I won't go into the worst of it. And what I've just described wasn't. I can't. I just can't. And it took a long time after I got out (after being wrongfully remanded for something I was not responsible for, and ending up, after 8 months or so, just tagged for a short time with an ankle-tag and curfew) and a lot of entactogen/psychedelic catalyzed solitary meditation, in a favourite little quiet woodland grove, that I've always found a peaceful place, and amongst the forests, a favourite spot. Its only small, a few tens of meters, but soft broken down leaflitter, surrounded by large stands of scented basam, with a couple of large beech trees, I've liked this particular spot since I was a kid, so it was there I chose to spend much of my meditation time, using AMT and a low-dose dissociative to help maintain a sort of emotional detachment from the worst of it, so I could stand by and be there at the same time, if that makes sense. (AMT, short for alpha-methytryptamine is both an empathogen/entactogen like MDMA, and a bona-fide 5HT2a agonist psychedelic (its also a rather weak MAOI and a moderatey powerful psychostimulant, although the MAOI effects are weak enough that AMT can be safely taken without serotonin syndrome)

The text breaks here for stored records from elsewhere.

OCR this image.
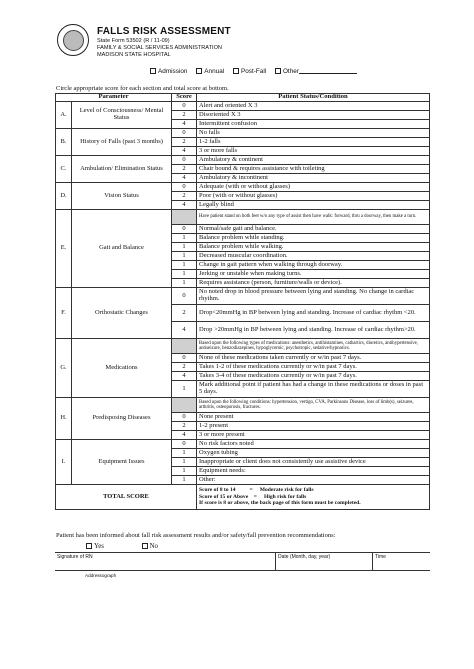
FALLS RISK ASSESSMENT
State Form 53502 (R / 11-09)
FAMILY & SOCIAL SERVICES ADMINISTRATION
MADISON STATE HOSPITAL
Admission	Annual	Post-Fall	Other
Circle appropriate score for each section and total score at bottom.
Parameter		Score	Patient Status/Condition
A.	Level of Consciousness/ Mental Status	0	Alert and oriented X 3
		2	Disoriented X 3
		4	Intermittent confusion
B.	History of Falls (past 3 months)	0	No falls
		2	1-2 falls
		4	3 or more falls
C.	Ambulation/ Elimination Status	0	Ambulatory & continent
		2	Chair bound & requires assistance with toileting
		4	Ambulatory & incontinent
D.	Vision Status	0	Adequate (with or without glasses)
		2	Poor (with or without glasses)
		4	Legally blind
E.	Gait and Balance		Have patient stand on both feet w/o any type of assist then have walk: forward, thru a doorway, then make a turn.
		0	Normal/safe gait and balance.
		1	Balance problem while standing.
		1	Balance problem while walking.
		1	Decreased muscular coordination.
		1	Change in gait pattern when walking through doorway.
		1	Jerking or unstable when making turns.
		1	Requires assistance (person, furniture/walls or device).
F.	Orthostatic Changes	0	No noted drop in blood pressure between lying and standing. No change in cardiac rhythm.
		2	Drop<20mmHg in BP between lying and standing. Increase of cardiac rhythm <20.
		4	Drop >20mmHg in BP between lying and standing. Increase of cardiac rhythm>20.
G.	Medications		Based upon the following types of medications: anesthetics, antihistamines, cathartics, diuretics, antihypertensive, antiseizure, benzodiazepines, hypoglycemic, psychotropic, sedative/hypnotics.
		0	None of these medications taken currently or w/in past 7 days.
		2	Takes 1-2 of these medications currently or w/in past 7 days.
		4	Takes 3-4 of these medications currently or w/in past 7 days.
		1	Mark additional point if patient has had a change in these medications or doses in past 5 days.
H.	Predisposing Diseases		Based upon the following conditions: hypertension, vertigo, CVA, Parkinsons Disease, loss of limb(s), seizures, arthritis, osteoporosis, fractures.
		0	None present
		2	1-2 present
		4	3 or more present
I.	Equipment Issues	0	No risk factors noted
		1	Oxygen tubing
		1	Inappropriate or client does not consistently use assistive device
		1	Equipment needs:
		1	Other:
TOTAL SCORE			Score of 8 to 14          =     Moderate risk for falls
Score of 15 or Above    =     High risk for falls
If score is 8 or above, the back page of this form must be completed.
Patient has been informed about fall risk assessment results and/or safety/fall prevention recommendations:
Yes	No
Signature of RN	Date (Month, day, year)	Time
Addressograph
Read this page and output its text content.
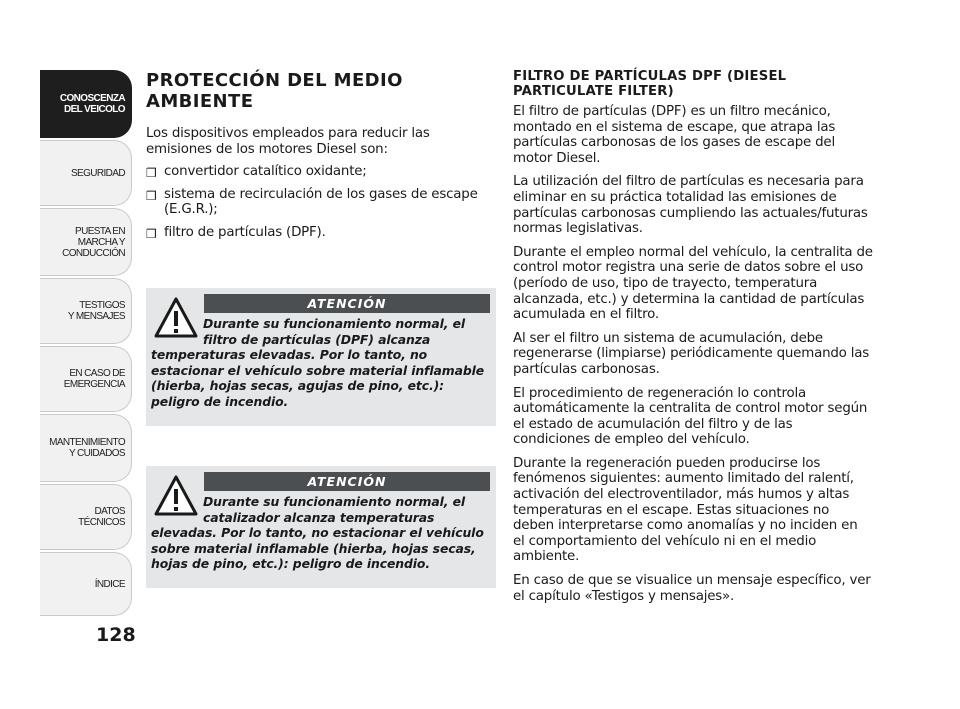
CONOSCENZA
DEL VEICOLO
SEGURIDAD
PUESTA EN
MARCHA Y
CONDUCCIÓN
TESTIGOS
Y MENSAJES
EN CASO DE
EMERGENCIA
MANTENIMIENTO
Y CUIDADOS
DATOS
TÉCNICOS
ÍNDICE
128
PROTECCIÓN DEL MEDIO
AMBIENTE

Los dispositivos empleados para reducir las emisiones de los motores Diesel son:

❒ convertidor catalítico oxidante;
❒ sistema de recirculación de los gases de escape (E.G.R.);
❒ filtro de partículas (DPF).
ATENCIÓN
Durante su funcionamiento normal, el filtro de partículas (DPF) alcanza temperaturas elevadas. Por lo tanto, no estacionar el vehículo sobre material inflamable (hierba, hojas secas, agujas de pino, etc.): peligro de incendio.
ATENCIÓN
Durante su funcionamiento normal, el catalizador alcanza temperaturas elevadas. Por lo tanto, no estacionar el vehículo sobre material inflamable (hierba, hojas secas, hojas de pino, etc.): peligro de incendio.
FILTRO DE PARTÍCULAS DPF (DIESEL
PARTICULATE FILTER)

El filtro de partículas (DPF) es un filtro mecánico, montado en el sistema de escape, que atrapa las partículas carbonosas de los gases de escape del motor Diesel.

La utilización del filtro de partículas es necesaria para eliminar en su práctica totalidad las emisiones de partículas carbonosas cumpliendo las actuales/futuras normas legislativas.

Durante el empleo normal del vehículo, la centralita de control motor registra una serie de datos sobre el uso (período de uso, tipo de trayecto, temperatura alcanzada, etc.) y determina la cantidad de partículas acumulada en el filtro.

Al ser el filtro un sistema de acumulación, debe regenerarse (limpiarse) periódicamente quemando las partículas carbonosas.

El procedimiento de regeneración lo controla automáticamente la centralita de control motor según el estado de acumulación del filtro y de las condiciones de empleo del vehículo.

Durante la regeneración pueden producirse los fenómenos siguientes: aumento limitado del ralentí, activación del electroventilador, más humos y altas temperaturas en el escape. Estas situaciones no deben interpretarse como anomalías y no inciden en el comportamiento del vehículo ni en el medio ambiente.

En caso de que se visualice un mensaje específico, ver el capítulo «Testigos y mensajes».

And with its help, I eventually managed, with some intensive self-psychoanalysis, meditation and time spent integrating things, to come to terms with the worst of it, and deal with the resultant PTSD. I don't think I'd have been at all comfortable talking to a therapist about it, any of it, and didn't even try seeking one out. But I dealt with it myself, not without difficulty and much effort put into it. But I did succeed in dealing with it, and for the vast part, curing mysef of the PTSD.

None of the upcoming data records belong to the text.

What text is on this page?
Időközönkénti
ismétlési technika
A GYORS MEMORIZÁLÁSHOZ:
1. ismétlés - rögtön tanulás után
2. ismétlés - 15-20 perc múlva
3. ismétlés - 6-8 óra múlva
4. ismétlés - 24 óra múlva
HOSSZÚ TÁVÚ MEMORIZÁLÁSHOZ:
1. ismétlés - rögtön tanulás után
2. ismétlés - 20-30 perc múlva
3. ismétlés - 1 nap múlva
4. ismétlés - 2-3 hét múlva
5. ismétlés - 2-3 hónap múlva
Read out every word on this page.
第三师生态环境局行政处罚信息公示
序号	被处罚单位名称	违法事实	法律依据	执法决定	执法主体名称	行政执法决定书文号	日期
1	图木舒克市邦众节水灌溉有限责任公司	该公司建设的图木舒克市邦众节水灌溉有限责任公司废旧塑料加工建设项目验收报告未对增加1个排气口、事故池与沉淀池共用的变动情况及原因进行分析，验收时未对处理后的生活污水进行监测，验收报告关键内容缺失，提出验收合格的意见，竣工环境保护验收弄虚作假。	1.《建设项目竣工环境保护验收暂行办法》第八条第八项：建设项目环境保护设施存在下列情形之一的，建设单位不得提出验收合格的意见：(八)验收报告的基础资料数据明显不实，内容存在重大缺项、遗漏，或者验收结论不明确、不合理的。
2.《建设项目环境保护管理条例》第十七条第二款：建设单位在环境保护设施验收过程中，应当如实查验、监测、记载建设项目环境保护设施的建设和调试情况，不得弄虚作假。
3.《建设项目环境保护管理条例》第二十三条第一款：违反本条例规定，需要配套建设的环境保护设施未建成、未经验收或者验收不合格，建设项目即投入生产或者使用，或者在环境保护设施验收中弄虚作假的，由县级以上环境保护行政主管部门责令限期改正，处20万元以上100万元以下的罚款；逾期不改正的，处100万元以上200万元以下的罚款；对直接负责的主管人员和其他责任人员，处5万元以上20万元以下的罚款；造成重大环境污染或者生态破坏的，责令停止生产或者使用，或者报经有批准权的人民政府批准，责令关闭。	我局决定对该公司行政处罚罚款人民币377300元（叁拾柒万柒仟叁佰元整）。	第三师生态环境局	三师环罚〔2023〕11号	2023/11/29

I still can't talk about most of what happened, but I no longer suffer the terrifying nightmares, the waking up screaming and sweating bullets, the shaking like crazy, hand tremors. Used to be in a state of hypervigilance, extreme, constant fight-flight state of stress response. Now I've managed to rid mysef of most of it. I still take an adrenergic blocking agent (two, actually, although one of them is taken as a muscle relaxant due to some nerve damage in my leg after a botched knee surgery) but incidentally works the same way exactly, as the clonidine I take to block the excessive overloading that is still a residue of the trauma (its an alpha2 adrenoreceptor agonist, works in exactly the opposite way to the side-effect of that awful shit mirtazepine that made me just want to fucking well go die in a fire. And it both helps me not overload, but in blocking noradrenaline release helps deal with overstimulation too. The other one is tizanidine, the muscle relaxer, although they both work in a very similar way. There are some side-effects, especially with using the two in combination, mainly a powerful drop in blood pressure, and orthostatic hypotension as a result, which means that when changing from a recumbent position to standing, my heart doesn't compensate with an increase in BP fast enough, and as a result, I have to stand bent double, as if bowing, and then slowly rise to allow for the slower compensatory rise in BP, otherwise it can drop so low on standing too quickly that my legs start twitching and give out, and I pass out, or else stay conscious but just can't maintain any muscle tone and hit the deck, although quickly recover as soon as I do, when I flatten out, and my BP returns to the (albeit lowered) resting rate.